Jessica Woodworth (born in 1971) is an American-Belgian director, screenwriter and producer. Her films have screened in A-list festivals like Venice, Cannes, Toronto and Sundance. She’s a member of jury at the Cinema Salvation: International Competition. Also King of the Belgians, her last film is scheduled for screening in Festival of Festivals of this year’s Fajr.
You are jury member and you also present your film. Tell us more on that?
King of the Belgians is a dramatic comedy and a road mockumentary film. Concept of the film is about a Belgian king, a fictional monarch who gets completely lost in the Balkans, so it’s his journey and more interesting his spiritual journey as he travels from Istanbul on an odyssey, spiraling through the Balkans. And in just a few days’ time in anonymity. It’s a kind of renaissance of a man; it’s a king who is very apathetic and because of his contact with ordinary people and his recognition of complexity and fragility of Europe. He actually is heading home to Belgium to repair his broken kingdom.
You were born in the United States, but you made your films in Europe?
I’m American Belgian and have two citizenships, so I’m more Belgian. I lived most of my life in Europe, mostly in Belgium. And I’m financed by Belgium. However, I made my first feature film in Mongolia; the place I know very well and spent many years there. And the second film was made in Peru, the country which I know less. And then The Fifth Season was shot in Belgium countryside.
About King of the Belgians, the concept of this film is the Icelandic volcano and at the same time a political crisis in Belgium where there was no government. We are now in The Guinness Book of Records, because the country had no government for 480 days; and in this time these ideas were swimming around in our minds. I say “our”, because I was with Peter Brosens and he’s also my husband. So these ideas came already from 2011.
The first three films, Khadak (2006), Altiplano (2009), and The Fifth Season (2012) is kind of a trilogy. King of the Belgians is more absurd and comic. We felt we needed to take this step over this line and work on serious themes like identity, freedom, Europe, borders, personal freedom, and morality of leaders today. So there are illusions to a lot of things that are complex and politically tense, but it’s not a political film; its core emotional lines are centered on the King.
So there is this character of the King who is at heart maybe a simple man who ends up in an extraordinary situation. And we have the pleasure of seeing him learning how to see, smell and listen like ordinary people. Nobody knows he’s a king and in his fifty years of life, it’s the first time ever he’s been among people.
The location of the movie is in Turkey, Bulgaria, Serbia, and Montenegro Albania. Therefore, we needed to find some authenticity, and we worked with the locals. They all were very open to each other about stereotypes and the dangers of handling stereotypes; how to break them and how to walk alongside them and not to fall into traps.
How was the feedback for the movie in general?
We’ve been to every continent and many festivals. The feedback of critics and audiences have been so warm. I think because the script is original. It’s not a format film and it’s much embedded in real questions of today. I mean it’s difficult to make a film that handles these issues in a very humanistic way. For example, there is a sequence where the Belgians are on a tiny boat and they are lost which is idiotic. And of course you know if we consider the world situation today, the metaphor is a little bit like all the refugees, and some other unexpected events such as the Brexit, coup d’état in Turkey, Donald Trump winning the election.

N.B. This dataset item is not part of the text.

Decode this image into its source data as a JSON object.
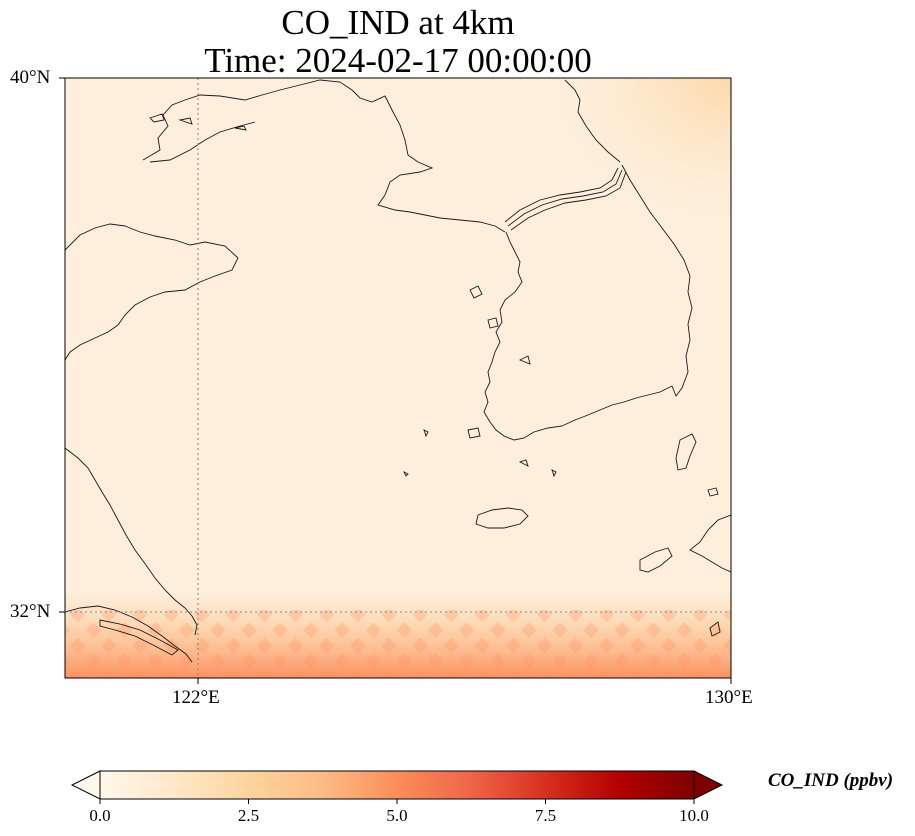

The film is full of references to these things. We didn’t predict these events which are shaping our future. Sometimes people say that’s the message of your film and I believe films that I created are carriers of questions but not have solutions. Storytellers, filmmakers and somehow every kind of poetic cinema are not policy makers. We’re not proposing solutions, but we’re definitely stimulating some reflections.
What was your first impression when they asked you to be a jury member?
Because my entire family and all of my friends and everyone in my emotional and intellectual landscape want to come to Iran and very few people have the opportunity, so everyone was extremely jealous, because Iran’s culture is so rich and it’s like beacon for anyone who has any appreciation of poetry, cinema, history and architecture. Everyone is yearning to come and discover it. It’s one of the great civilizations on this planet, so it’s a huge privilege.
You’ve been to other film festivals as jury member. How do you compare them with Fajr?
I was a member of jury at Ghent and Zagreb film festivals and this is my third. I believe they’re all unique, you don’t know the face of a jury member until at the very end you are discussing the choices you have made (laughing). So as far as the real work is concerned, you don’t know yet until the last day, and then you start to understand who you’re with. You get to know others between the films and they come from all over the world with very different experiences. And then the selection of films is very interesting. We don’t discuss the films until everyone have their beliefs on the table and then we start to discuss, and that’s the real job of the jury and you can really reflect on that until it’s happened. The decision of the jury members can really help a film. If a film wins an award, there is sometimes a little bit of money and it brings a kind of prestige for that film. So winning an award is a very special and delicate moment.
Presided over by Reza Mirkarimi, the 35th edition of Fajr International Film Festival will take place from 21 to 28 April in Tehran.